I want to create some software which effectively challenges people to think about climate change by bringing it down to a very local level and applying it directly to the local landscape. Very roughly for example along the lines of "to enable this river to support more biodiversity water abstraction needs to reduce, watering your garden with rainwater could protect 30 meters of river bank" using 3D visualisations and choice analysis I could capture what people are willing to do and then use that to target initiatives.

Heres the problem, I'm not a programmer. Like really no i'm not - have spent 11 years or more trying to code and failed so I accept I know how stuff works, and I know SQL/databases and I can scope/design software but not make it happen.

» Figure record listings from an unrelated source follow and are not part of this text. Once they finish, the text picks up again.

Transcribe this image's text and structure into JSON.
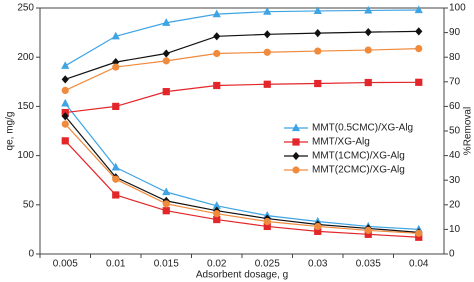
{
  "chart_data": {
    "type": "line",
    "x_label": "Adsorbent dosage, g",
    "y_label": "qe, mg/g",
    "y2_label": "%Removal",
    "categories": [
      "0.005",
      "0.01",
      "0.015",
      "0.02",
      "0.025",
      "0.03",
      "0.035",
      "0.04"
    ],
    "ylim": [
      0,
      250
    ],
    "yticks": [
      0,
      50,
      100,
      150,
      200,
      250
    ],
    "y2lim": [
      0,
      100
    ],
    "y2ticks": [
      0,
      10,
      20,
      30,
      40,
      50,
      60,
      70,
      80,
      90,
      100
    ],
    "legend": "right",
    "series": [
      {
        "name": "MMT(0.5CMC)/XG-Alg",
        "color": "#3fa4e4",
        "marker": "triangle",
        "values": [
          153,
          88,
          63,
          49,
          39,
          33,
          28,
          25
        ],
        "y2_values": [
          76.5,
          88.5,
          94,
          97.5,
          98.5,
          98.8,
          99,
          99.2
        ]
      },
      {
        "name": "MMT/XG-Alg",
        "color": "#e3262a",
        "marker": "square",
        "values": [
          115,
          60,
          44,
          35,
          28,
          23,
          20,
          17
        ],
        "y2_values": [
          57.5,
          60,
          66,
          68.5,
          69,
          69.3,
          69.7,
          69.8
        ]
      },
      {
        "name": "MMT(1CMC)/XG-Alg",
        "color": "#111111",
        "marker": "diamond",
        "values": [
          140,
          78,
          54,
          44,
          36,
          30,
          26,
          22
        ],
        "y2_values": [
          71,
          78,
          81.5,
          88.5,
          89.3,
          89.8,
          90.2,
          90.5
        ]
      },
      {
        "name": "MMT(2CMC)/XG-Alg",
        "color": "#f08a3c",
        "marker": "circle",
        "values": [
          132,
          76,
          51,
          41,
          33,
          28,
          24,
          21
        ],
        "y2_values": [
          66.5,
          76,
          78.5,
          81.5,
          82,
          82.5,
          82.9,
          83.5
        ]
      }
    ]
  }
}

I was told that I can buy in expert help with my research grant, has anyone done this? The idea being I would scope the software, and any additional connections it would need to use (like saving back to a database with people choices) but that someone else would do the code, I would of course give full credit in any writeups i did.

ty in advance.

K

Hey Hiccup! I'm in a completely different subject to you, but I don't think there's any problem with buying in a bit of expert help where relevant if you have the resources- it's not like you're doing a PhD in programming and buying someone in to do the programming for you! Frequently in our team people have to bring others in to do things we're not qualified to do ourselves. My pal is doing a PhD on art therapy in dementia and is hiring an art therapist to do the therapy, another project involves taking blood samples, which obviously we can't do ourselves, we often have to have specialist statistical advice, and there are loads more examples. So I don't think it's a problem- you can't always be an expert at every little thing because research often cuts across different disciplines, so go for it! Best, KB

J

Hello Hiccup,

Yes you can do that. You can hire your own research assistant, with a programming background, and pay her/him using funds from your grant. That is totally acceptable at least in my field. I don't see any reason why it wouldn't be in yours. Unless of course, if the objective of the PhD is to demonstrate your programming skills.